Obviously, it will go in line with Indian ‘Gaganyaan’ space mission announced by Prime Minister Modi in his Independence Day speech. Apart from that, according to the Roscosmos’ CEO Dmitry Rogozin, Moscow is ready to collaborate in such areas as remote sensing of the Earth, spacecraft-building and engine-building, reported Tass.
Apparently, Russia will have to face competition as Indian Space Research Organisation has been enjoying successful cooperation with its American and European partners. However, interaction with Russia in some projects could possibly be complementary.
An intriguing part of the summit is whether mutual projects in connectivity will be brought up.
Potentially the International North-South Transport Corridor could become a breakthrough for the bilateral trade.
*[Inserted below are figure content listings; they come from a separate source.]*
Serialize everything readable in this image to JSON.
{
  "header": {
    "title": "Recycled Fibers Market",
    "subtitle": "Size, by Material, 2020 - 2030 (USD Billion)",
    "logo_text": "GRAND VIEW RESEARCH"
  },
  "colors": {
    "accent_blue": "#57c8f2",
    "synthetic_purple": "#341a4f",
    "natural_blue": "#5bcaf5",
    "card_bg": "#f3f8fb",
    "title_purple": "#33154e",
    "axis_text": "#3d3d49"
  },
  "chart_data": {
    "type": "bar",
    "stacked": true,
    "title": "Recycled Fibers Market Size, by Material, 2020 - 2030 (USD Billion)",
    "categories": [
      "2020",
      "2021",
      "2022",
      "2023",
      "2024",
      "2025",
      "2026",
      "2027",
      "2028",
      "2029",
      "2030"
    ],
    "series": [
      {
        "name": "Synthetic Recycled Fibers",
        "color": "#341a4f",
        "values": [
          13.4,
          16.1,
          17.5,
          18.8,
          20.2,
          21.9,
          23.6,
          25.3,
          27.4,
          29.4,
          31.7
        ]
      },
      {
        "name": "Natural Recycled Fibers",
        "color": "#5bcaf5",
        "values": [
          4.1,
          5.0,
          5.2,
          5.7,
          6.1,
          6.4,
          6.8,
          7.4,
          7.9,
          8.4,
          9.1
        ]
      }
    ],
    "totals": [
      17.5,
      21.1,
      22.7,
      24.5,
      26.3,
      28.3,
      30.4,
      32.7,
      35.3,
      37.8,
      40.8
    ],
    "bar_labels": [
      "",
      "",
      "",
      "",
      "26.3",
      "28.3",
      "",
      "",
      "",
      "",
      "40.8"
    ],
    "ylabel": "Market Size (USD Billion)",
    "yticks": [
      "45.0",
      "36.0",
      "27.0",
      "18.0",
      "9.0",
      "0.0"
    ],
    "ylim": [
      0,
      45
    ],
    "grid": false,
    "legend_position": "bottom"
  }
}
Yet, due to a large number of participants, this project suffers from long bureaucratic delays and its implementation is still lagging behind.
During the previous summits Indian and Russian leaders routinely reiterated their commitment to the INSTC, but, apparently, the solution to project realisation impediments should be found neither in New Delhi, nor in Moscow.
According to a report by The Economic Times, the talks on a new corridor connecting Russia-Kazakhstan-Turkmenistan-Iran-Oman-India may be launched at the Indo-Russian bilateral summit. The project is said to be complementary to the INSTC, Ashgabat agreement and India’ involvement in Chabahar Port.
All these projects remain promising and can significantly facilitate the trade in the vast Eurasian continent, though their operation is bound to take time.
Quest for New Drivers
As is seen, the three main spheres of India-Russia cooperation – defence, energy (especially, nuclear energy) and space, which is likely to be back on track – will no doubt underline the strategic nature of bilateral partnership. The only caveat is the capability of both sides to capitalise on their friendship.
The commercial benefits of the relationship remain limited. The long-lasting discussion on the necessity to infuse new energy in the bilateral ties is still relevant.
Moscow and New Delhi share a bunch of ideas on how to promote their strategic dialogue and bring in new avenues of economic cooperation. The two capitals would do well to create conditions for the private companies’ collaborations and industries-to-industries joint projects.
What will the Indo-Russian Business Summit scheduled to be held during President Putin’s visit bring is yet to be seen. Nonetheless, the two sides should realise that the ‘good words and no deeds’ kind of events will neither boost bilateral trade nor bring about interconnection of two economies.
Last year’s bilateral summit between Russia and India which took place in Saint-Petersburg, marked the two states’ ‘vision for the 21st Century’. For a year that passed since that meeting, Moscow and New Delhi have managed to move forward, though the progress is visible only in traditional spheres of cooperation.
There are still little-to-no success stories in much promising areas like IT, Artificial Intelligence, robotics, super-computing technologies and nanotechnology. These are the spheres which are to define the evolution of human life in the 21st Century. If the Indo-Russian relationship claims to be truly strategic, the quest for new drivers should be given higher priority on the bilateral agenda.
Anyway, since the end of the century is a long distance away, India and Russia can take their time to fully realise what was planned.
(The author, Aleksei Zakharov, is a visiting fellow at the New Delhi based Institute for Defence Studies & Analyses. This is an opinion piece and the views expressed above are the author’s own. The Quint neither endorses nor is responsible for the same.)